Com base em nova lei, juiz não reconhece vínculo de trabalhadora terceirizada

Postado por: Pedro Henrique de Oliveira Pereira \ 29 de abril de 2017 \ 0 comentários

A entrada em vigor da Lei 13.429/2017 passou a permitir terceirizações que antes eram proibidas apenas por conta de entendimentos jurisprudenciais. Com essa tese, o juiz Marco Aurélio Marsiglia Treviso , da 1ª Vara do Trabalho de Uberlândia (MG), não acolheu pedido de uma atendente de telemarketing para que tivesse vínculo de emprego reconhecido com o banco para o qual prestava serviços.

O juiz explicou que a Súmula 331 do Tribunal Superior do Trabalho e a Súmula 49 do Tribunal Regional do Trabalho de Minas Gerais estabeleciam a ilegalidade da terceirização de serviços de operação de telemarketing ligada ao setor bancário.

Porém, para Treviso, a nova lei autoriza a terceirização de serviços específicos e elimina conceitos jurídicos indeterminados como eram o de atividade-fim e atividade-meio. “De acordo com a nova sistemática legal, essa diferenciação deixa de existir”, explicou.

Para o julgador, o cancelamento da Súmula 331 do TST é “medida inafastável”, porque a jurisprudência que ela estabelece contraria a nova lei, que para ele disciplinou completamente a questão da terceirização.

Treviso também ressalta que seu entendimento não é aplicação retroativa da Lei 13.429/2017. “Na verdade, a referida disposição normativa apenas reforça o convencimento de que os entendimentos expostos na Súmula 331 do TST (e, por conseguinte, a Súmula 49 do TRT-3) estavam absolutamente equivocados, no plano jurídico, no que se referem à diferenciação entre atividade-fim e atividade-meio”, afirmou.

Aplicação retroativa

Professor do Direito de Trabalho e Processo Civil, o advogado Ricardo Calcini não concorda o entendimento do julgador. “A Lei da Terceirização não pode ser aplicada a fatos pretéritos anteriores à sua vigência. Isso porque, segundo expressa previsão do artigo 6º da LINDB (Lei de Introdução às Normas do Direito Brasileiro), o advento da nova normatização deve respeitar, obrigatoriamente, o ato jurídico perfeito, o direito adquirido e a coisa julgada”, ressaltou Calcini.

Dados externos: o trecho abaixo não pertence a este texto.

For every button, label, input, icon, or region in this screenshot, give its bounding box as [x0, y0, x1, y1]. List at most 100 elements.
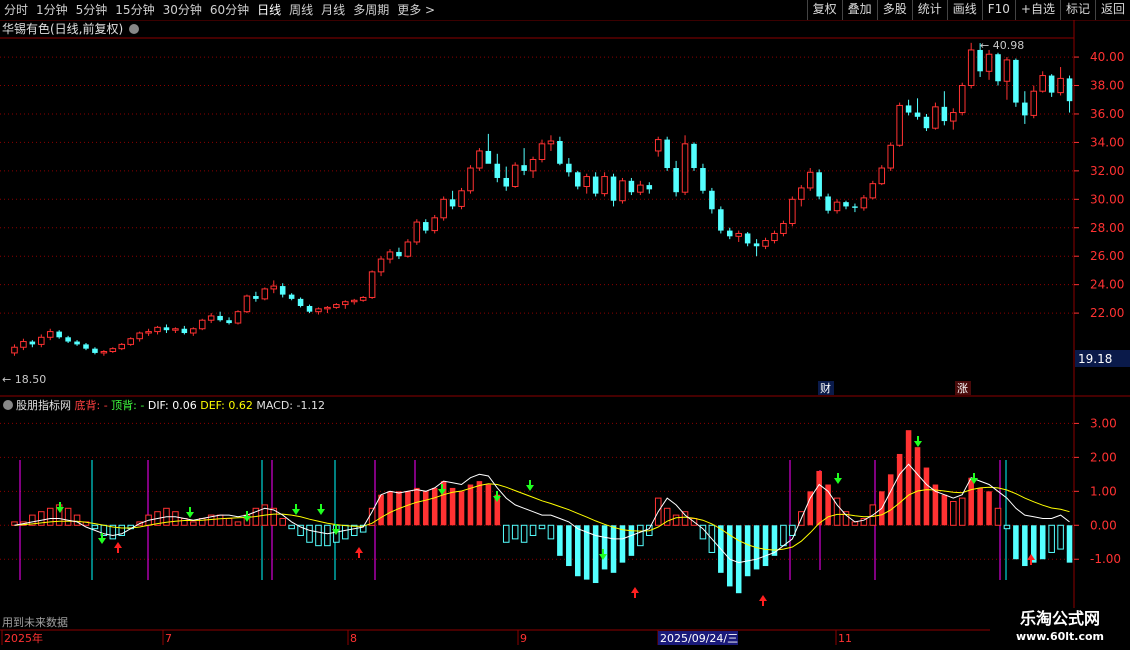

O professor lembra que posição já havia sido adotada pelo TST na Súmula 441, quando da edição da Lei 12.506/2011, que regulamentou a proporcionalidade do aviso prévio, e que passou a valer apenas para rescisões contratuais ocorridas a partir de 13 de outubro de 2011.

“Seguindo idêntico raciocínio, apenas as novas relações jurídico-trabalhistas, que se formarão a partir de 31 de março de 2017, data da publicação da Lei 13.429/2017, é que passarão a ser regidas pela Lei da Terceirização”, finalizou Calcini.